There was absolutely nothing wrong with this sentence. In fact, it made perfect sense, but as Kovert walked away, apparently satisfied that she would obey him, Venus felt a deep unease. Kovert didn't want her in Harpo's Ferry, didn't want her fighting by Rogue's side. She wanted to know why.
Once Rogue had made his way to the Hell Cannon, taking out the Nort submarines was easy. The thing had auto-targeting, and what it couldn't do, Helm could. There was something immensely satisfying about blowing up the vast machines from such a great distance, a feeling that he was finally doing a little something to pay the Norts back for the death of his buddies, inflicting some damage that would really hurt. After the last submarine had gone, he didn't have long to bathe in the afterglow.

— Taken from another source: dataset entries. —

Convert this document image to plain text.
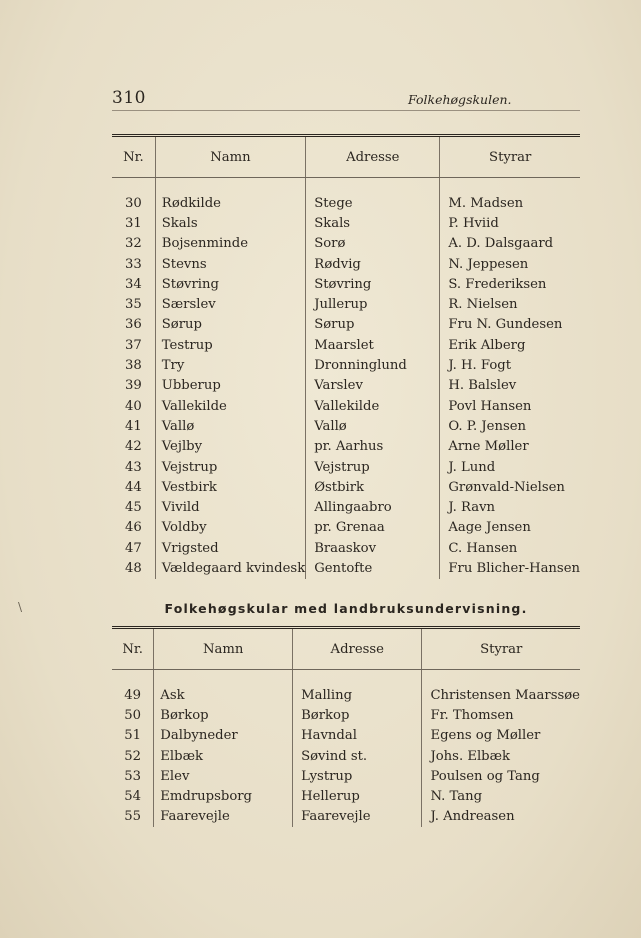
310	Folkehøgskulen.
Nr.	Namn	Adresse	Styrar

30	Rødkilde	Stege	M. Madsen
31	Skals	Skals	P. Hviid
32	Bojsenminde	Sorø	A. D. Dalsgaard
33	Stevns	Rødvig	N. Jeppesen
34	Støvring	Støvring	S. Frederiksen
35	Særslev	Jullerup	R. Nielsen
36	Sørup	Sørup	Fru N. Gundesen
37	Testrup	Maarslet	Erik Alberg
38	Try	Dronninglund	J. H. Fogt
39	Ubberup	Varslev	H. Balslev
40	Vallekilde	Vallekilde	Povl Hansen
41	Vallø	Vallø	O. P. Jensen
42	Vejlby	pr. Aarhus	Arne Møller
43	Vejstrup	Vejstrup	J. Lund
44	Vestbirk	Østbirk	Grønvald-Nielsen
45	Vivild	Allingaabro	J. Ravn
46	Voldby	pr. Grenaa	Aage Jensen
47	Vrigsted	Braaskov	C. Hansen
48	Vældegaard kvindesk	Gentofte	Fru Blicher-Hansen
\	Folkehøgskular med landbruksundervisning.
Nr.	Namn	Adresse	Styrar

49	Ask	Malling	Christensen Maarssøe
50	Børkop	Børkop	Fr. Thomsen
51	Dalbyneder	Havndal	Egens og Møller
52	Elbæk	Søvind st.	Johs. Elbæk
53	Elev	Lystrup	Poulsen og Tang
54	Emdrupsborg	Hellerup	N. Tang
55	Faarevejle	Faarevejle	J. Andreasen
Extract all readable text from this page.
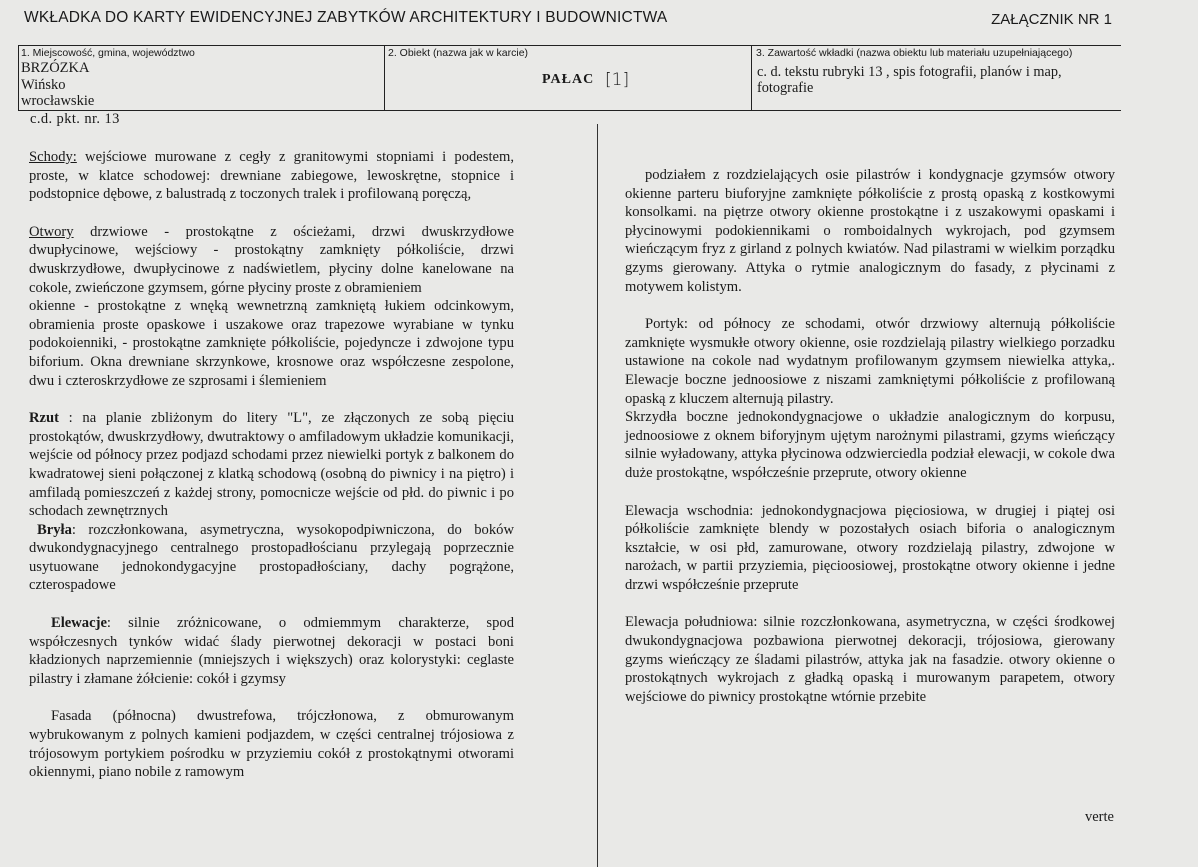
WKŁADKA DO KARTY EWIDENCYJNEJ ZABYTKÓW ARCHITEKTURY I BUDOWNICTWA	ZAŁĄCZNIK NR 1
1. Miejscowość, gmina, województwo
BRZÓZKA
Wińsko
wrocławskie
2. Obiekt (nazwa jak w karcie)
PAŁAC [1]
3. Zawartość wkładki (nazwa obiektu lub materiału uzupełniającego)
c. d. tekstu rubryki 13 , spis fotografii, planów i map,
fotografie
c.d. pkt. nr. 13

Schody: wejściowe murowane z cegły z granitowymi stopniami i podestem, proste, w klatce schodowej: drewniane zabiegowe, lewoskrętne, stopnice i podstopnice dębowe, z balustradą z toczonych tralek i profilowaną poręczą,

Otwory drzwiowe - prostokątne z ościeżami, drzwi dwuskrzydłowe dwupłycinowe, wejściowy - prostokątny zamknięty półkoliście, drzwi dwuskrzydłowe, dwupłycinowe z nadświetlem, płyciny dolne kanelowane na cokole, zwieńczone gzymsem, górne płyciny proste z obramieniem

okienne - prostokątne z wnęką wewnetrzną zamkniętą łukiem odcinkowym, obramienia proste opaskowe i uszakowe oraz trapezowe wyrabiane w tynku podokoienniki, - prostokątne zamknięte półkoliście, pojedyncze i zdwojone typu biforium. Okna drewniane skrzynkowe, krosnowe oraz współczesne zespolone, dwu i czteroskrzydłowe ze szprosami i ślemieniem

Rzut : na planie zbliżonym do litery "L", ze złączonych ze sobą pięciu prostokątów, dwuskrzydłowy, dwutraktowy o amfiladowym układzie komunikacji, wejście od północy przez podjazd schodami przez niewielki portyk z balkonem do kwadratowej sieni połączonej z klatką schodową (osobną do piwnicy i na piętro) i amfiladą pomieszczeń z każdej strony, pomocnicze wejście od płd. do piwnic i po schodach zewnętrznych

Bryła: rozczłonkowana, asymetryczna, wysokopodpiwniczona, do boków dwukondygnacyjnego centralnego prostopadłościanu przylegają poprzecznie usytuowane jednokondygacyjne prostopadłościany, dachy pogrążone, czterospadowe

Elewacje: silnie zróżnicowane, o odmiemmym charakterze, spod współczesnych tynków widać ślady pierwotnej dekoracji w postaci boni kładzionych naprzemiennie (mniejszych i większych) oraz kolorystyki: ceglaste pilastry i złamane żółcienie: cokół i gzymsy

Fasada (północna) dwustrefowa, trójczłonowa, z obmurowanym wybrukowanym z polnych kamieni podjazdem, w części centralnej trójosiowa z trójosowym portykiem pośrodku w przyziemiu cokół z prostokątnymi otworami okiennymi, piano nobile z ramowym

podziałem z rozdzielających osie pilastrów i kondygnacje gzymsów otwory okienne parteru biuforyjne zamknięte półkoliście z prostą opaską z kostkowymi konsolkami. na piętrze otwory okienne prostokątne i z uszakowymi opaskami i płycinowymi podokiennikami o romboidalnych wykrojach, pod gzymsem wieńczącym fryz z girland z polnych kwiatów. Nad pilastrami w wielkim porządku gzyms gierowany. Attyka o rytmie analogicznym do fasady, z płycinami z motywem kolistym.

Portyk: od północy ze schodami, otwór drzwiowy alternują półkoliście zamknięte wysmukłe otwory okienne, osie rozdzielają pilastry wielkiego porzadku ustawione na cokole nad wydatnym profilowanym gzymsem niewielka attyka,. Elewacje boczne jednoosiowe z niszami zamkniętymi półkoliście z profilowaną opaską z kluczem alternują pilastry.

Skrzydła boczne jednokondygnacjowe o układzie analogicznym do korpusu, jednoosiowe z oknem biforyjnym ujętym narożnymi pilastrami, gzyms wieńczący silnie wyładowany, attyka płycinowa odzwierciedla podział elewacji, w cokole dwa duże prostokątne, współcześnie przeprute, otwory okienne

Elewacja wschodnia: jednokondygnacjowa pięciosiowa, w drugiej i piątej osi półkoliście zamknięte blendy w pozostałych osiach biforia o analogicznym kształcie, w osi płd, zamurowane, otwory rozdzielają pilastry, zdwojone w narożach, w partii przyziemia, pięcioosiowej, prostokątne otwory okienne i jedne drzwi współcześnie przeprute

Elewacja południowa: silnie rozczłonkowana, asymetryczna, w części środkowej dwukondygnacjowa pozbawiona pierwotnej dekoracji, trójosiowa, gierowany gzyms wieńczący ze śladami pilastrów, attyka jak na fasadzie. otwory okienne o prostokątnych wykrojach z gładką opaską i murowanym parapetem, otwory wejściowe do piwnicy prostokątne wtórnie przebite

verte
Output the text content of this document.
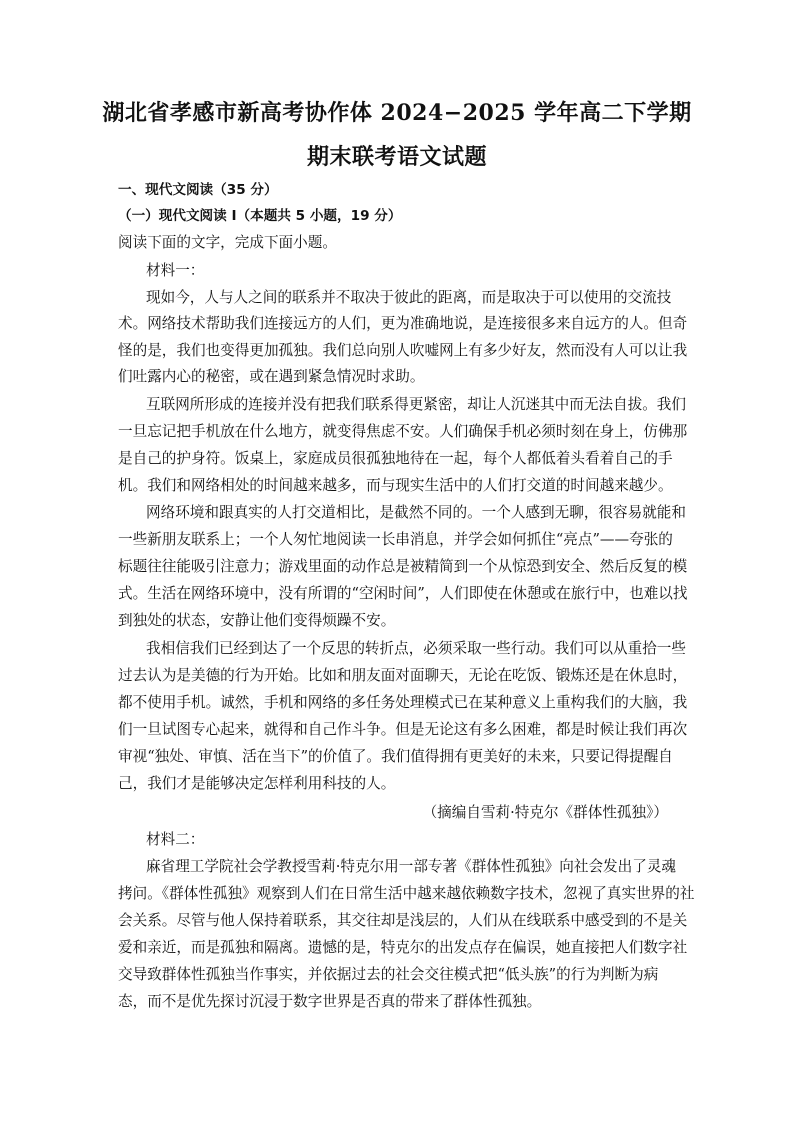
湖北省孝感市新高考协作体 2024−2025 学年高二下学期
期末联考语文试题
一、现代文阅读（35 分）
（一）现代文阅读 I（本题共 5 小题，19 分）
阅读下面的文字，完成下面小题。
材料一：
现如今，人与人之间的联系并不取决于彼此的距离，而是取决于可以使用的交流技
术。网络技术帮助我们连接远方的人们，更为准确地说，是连接很多来自远方的人。但奇
怪的是，我们也变得更加孤独。我们总向别人吹嘘网上有多少好友，然而没有人可以让我
们吐露内心的秘密，或在遇到紧急情况时求助。
互联网所形成的连接并没有把我们联系得更紧密，却让人沉迷其中而无法自拔。我们
一旦忘记把手机放在什么地方，就变得焦虑不安。人们确保手机必须时刻在身上，仿佛那
是自己的护身符。饭桌上，家庭成员很孤独地待在一起，每个人都低着头看着自己的手
机。我们和网络相处的时间越来越多，而与现实生活中的人们打交道的时间越来越少。
网络环境和跟真实的人打交道相比，是截然不同的。一个人感到无聊，很容易就能和
一些新朋友联系上；一个人匆忙地阅读一长串消息，并学会如何抓住“亮点”——夸张的
标题往往能吸引注意力；游戏里面的动作总是被精简到一个从惊恐到安全、然后反复的模
式。生活在网络环境中，没有所谓的“空闲时间”，人们即使在休憩或在旅行中，也难以找
到独处的状态，安静让他们变得烦躁不安。
我相信我们已经到达了一个反思的转折点，必须采取一些行动。我们可以从重拾一些
过去认为是美德的行为开始。比如和朋友面对面聊天，无论在吃饭、锻炼还是在休息时，
都不使用手机。诚然，手机和网络的多任务处理模式已在某种意义上重构我们的大脑，我
们一旦试图专心起来，就得和自己作斗争。但是无论这有多么困难，都是时候让我们再次
审视“独处、审慎、活在当下”的价值了。我们值得拥有更美好的未来，只要记得提醒自
己，我们才是能够决定怎样利用科技的人。
（摘编自雪莉·特克尔《群体性孤独》）
材料二：
麻省理工学院社会学教授雪莉·特克尔用一部专著《群体性孤独》向社会发出了灵魂
拷问。《群体性孤独》观察到人们在日常生活中越来越依赖数字技术，忽视了真实世界的社
会关系。尽管与他人保持着联系，其交往却是浅层的，人们从在线联系中感受到的不是关
爱和亲近，而是孤独和隔离。遗憾的是，特克尔的出发点存在偏误，她直接把人们数字社
交导致群体性孤独当作事实，并依据过去的社会交往模式把“低头族”的行为判断为病
态，而不是优先探讨沉浸于数字世界是否真的带来了群体性孤独。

A second after the gush of water from the submarine's destruction had splashed back into the sea, the cannon two hundred metres to the left of Rogue blew up in a searing explosion of noise and heat that Rogue could feel singeing his flesh even from his position.
"They're targeting us, Rogue," Helm said. "Better get out and into the city now those submarines are gone."
Rogue didn't hang around to argue with him. He leapt from the high wall housing the cannon onto the street fifty yards below. It was just as well he did because even before he'd hit the ground, the cannon itself had been hit and the shockwave of the explosion knocked Rogue from his feet to tumble fifty yards further into the city, causing even his hardened skin to scrape itself raw over the blasted concrete of the street.